God’s son was the inheritor of all the advantages and promises that a firstborn son is entitled to. He received the Father’s blessing as was his right. Jesus spoke to his father, and he heard his father speak back to him. Some who heard these words thought it thundered, but to others, and to the son they heard words of kinship and blessing.

And though he was an innocent victim, nailed upon a cross, Jesus was content that his blood be shed by his own kin. But when his blood was sprinkled on the ground, it did not cry out for vengeance, but covered the sins of his killers, and his kin, and of anyone else who sought to live in relationship with him by faith.

And in doing so, do you see how Jesus transforms, and perfects the experience of God under the old dispensation? He is a new and perfect Abel, murdered by his own people, yet not vengeful, but merciful and forgiving.

He is the perfect son in relationship to the father, and through faith in him countless others, though at one time separated by race, creed, geography, and even death, are adopted, united and constituted into one spiritual family under the sovereignty of Christ. Jesus, unlike the terrified Moses, is at once the courageous author, mediator and finisher of this new covenant.

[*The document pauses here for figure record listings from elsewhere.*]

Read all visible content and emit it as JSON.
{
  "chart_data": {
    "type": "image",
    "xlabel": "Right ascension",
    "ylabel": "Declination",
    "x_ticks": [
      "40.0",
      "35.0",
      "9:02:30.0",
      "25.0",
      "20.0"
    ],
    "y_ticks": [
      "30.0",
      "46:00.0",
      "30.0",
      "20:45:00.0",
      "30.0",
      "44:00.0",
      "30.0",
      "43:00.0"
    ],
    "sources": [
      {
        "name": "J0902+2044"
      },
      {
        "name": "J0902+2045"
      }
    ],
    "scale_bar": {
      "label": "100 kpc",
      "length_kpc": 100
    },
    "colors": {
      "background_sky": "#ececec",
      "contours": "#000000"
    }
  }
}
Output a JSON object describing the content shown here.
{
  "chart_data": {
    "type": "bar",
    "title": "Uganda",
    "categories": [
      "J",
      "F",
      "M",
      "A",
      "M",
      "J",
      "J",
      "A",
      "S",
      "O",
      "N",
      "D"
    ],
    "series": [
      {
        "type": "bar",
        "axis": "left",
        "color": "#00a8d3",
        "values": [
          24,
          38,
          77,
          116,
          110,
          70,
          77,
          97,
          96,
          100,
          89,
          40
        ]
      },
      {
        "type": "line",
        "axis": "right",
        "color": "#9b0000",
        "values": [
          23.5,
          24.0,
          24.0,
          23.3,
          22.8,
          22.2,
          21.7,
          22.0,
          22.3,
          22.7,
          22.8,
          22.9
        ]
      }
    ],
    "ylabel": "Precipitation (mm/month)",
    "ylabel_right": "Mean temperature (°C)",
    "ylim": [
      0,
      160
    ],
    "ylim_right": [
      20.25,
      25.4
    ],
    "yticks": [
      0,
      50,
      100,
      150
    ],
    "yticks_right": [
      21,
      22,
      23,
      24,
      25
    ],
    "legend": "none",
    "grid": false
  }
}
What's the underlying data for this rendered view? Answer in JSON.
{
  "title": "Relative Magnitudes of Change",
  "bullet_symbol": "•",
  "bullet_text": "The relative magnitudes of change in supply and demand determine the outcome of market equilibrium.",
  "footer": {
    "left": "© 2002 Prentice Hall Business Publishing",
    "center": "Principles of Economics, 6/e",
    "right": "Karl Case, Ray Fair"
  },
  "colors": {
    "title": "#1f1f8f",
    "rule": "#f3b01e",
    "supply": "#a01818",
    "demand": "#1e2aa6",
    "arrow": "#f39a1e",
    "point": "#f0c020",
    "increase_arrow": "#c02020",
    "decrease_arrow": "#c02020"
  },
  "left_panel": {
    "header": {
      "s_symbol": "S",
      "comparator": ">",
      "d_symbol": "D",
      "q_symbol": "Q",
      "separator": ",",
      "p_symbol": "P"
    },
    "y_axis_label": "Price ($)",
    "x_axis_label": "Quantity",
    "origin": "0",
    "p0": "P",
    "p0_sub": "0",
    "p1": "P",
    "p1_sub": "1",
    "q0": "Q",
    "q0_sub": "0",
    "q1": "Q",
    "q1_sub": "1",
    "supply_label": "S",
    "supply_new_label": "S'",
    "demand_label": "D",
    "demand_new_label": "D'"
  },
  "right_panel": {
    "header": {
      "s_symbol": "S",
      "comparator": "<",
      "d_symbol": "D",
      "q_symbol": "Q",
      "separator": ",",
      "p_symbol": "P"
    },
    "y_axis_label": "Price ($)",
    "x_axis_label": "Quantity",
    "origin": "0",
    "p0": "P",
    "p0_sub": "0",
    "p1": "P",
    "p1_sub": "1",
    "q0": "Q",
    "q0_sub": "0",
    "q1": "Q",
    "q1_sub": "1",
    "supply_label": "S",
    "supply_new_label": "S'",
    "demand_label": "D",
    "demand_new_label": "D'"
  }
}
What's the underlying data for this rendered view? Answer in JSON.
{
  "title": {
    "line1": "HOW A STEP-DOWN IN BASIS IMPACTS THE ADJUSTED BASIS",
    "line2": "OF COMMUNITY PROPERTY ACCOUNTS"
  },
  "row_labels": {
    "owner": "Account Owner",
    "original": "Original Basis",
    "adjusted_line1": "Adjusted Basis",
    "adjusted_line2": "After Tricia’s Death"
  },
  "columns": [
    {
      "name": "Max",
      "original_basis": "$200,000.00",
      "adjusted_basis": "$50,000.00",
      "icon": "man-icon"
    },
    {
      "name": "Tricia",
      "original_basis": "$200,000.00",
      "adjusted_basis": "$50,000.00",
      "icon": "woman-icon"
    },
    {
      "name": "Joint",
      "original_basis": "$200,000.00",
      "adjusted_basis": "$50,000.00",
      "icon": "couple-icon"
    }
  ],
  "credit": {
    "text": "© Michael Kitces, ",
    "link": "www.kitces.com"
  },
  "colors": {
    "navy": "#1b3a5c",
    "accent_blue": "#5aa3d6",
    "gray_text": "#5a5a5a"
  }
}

In light of this, why do we allow ourselves, who are so often divided and enslaved by sin to dwell at the foot of our own spiritual Sinais. We tremble before God, fearing his words, imagining all sorts of condemnation and horrible punishments for our pitiful and unimaginative sins. Or we ignore our misdeeds altogether, bravely asserting that there is no sin, there is no God, there is no hell, there is no heaven; all, equal and heinous lies we tell ourselves. Why do we do that, when what is set before us is a perfect and final destination already brought within reach?

Just a little bit of faith, the kind of faith that cries out, I believe, Lord help my unbelief, brings you unto the city of the living God, the heavenly Jerusalem, and to an innumerable company of angels, to the general assembly and church of the firstborn, which are written in heaven, and to God the Judge of all, and to the spirits of just men made perfect, and to Jesus the mediator of the new covenant, and to the blood of sprinkling, that speaketh better things than that of Abel. By faith, we have already come there, where Jesus bids you peace, and boldly to ascend.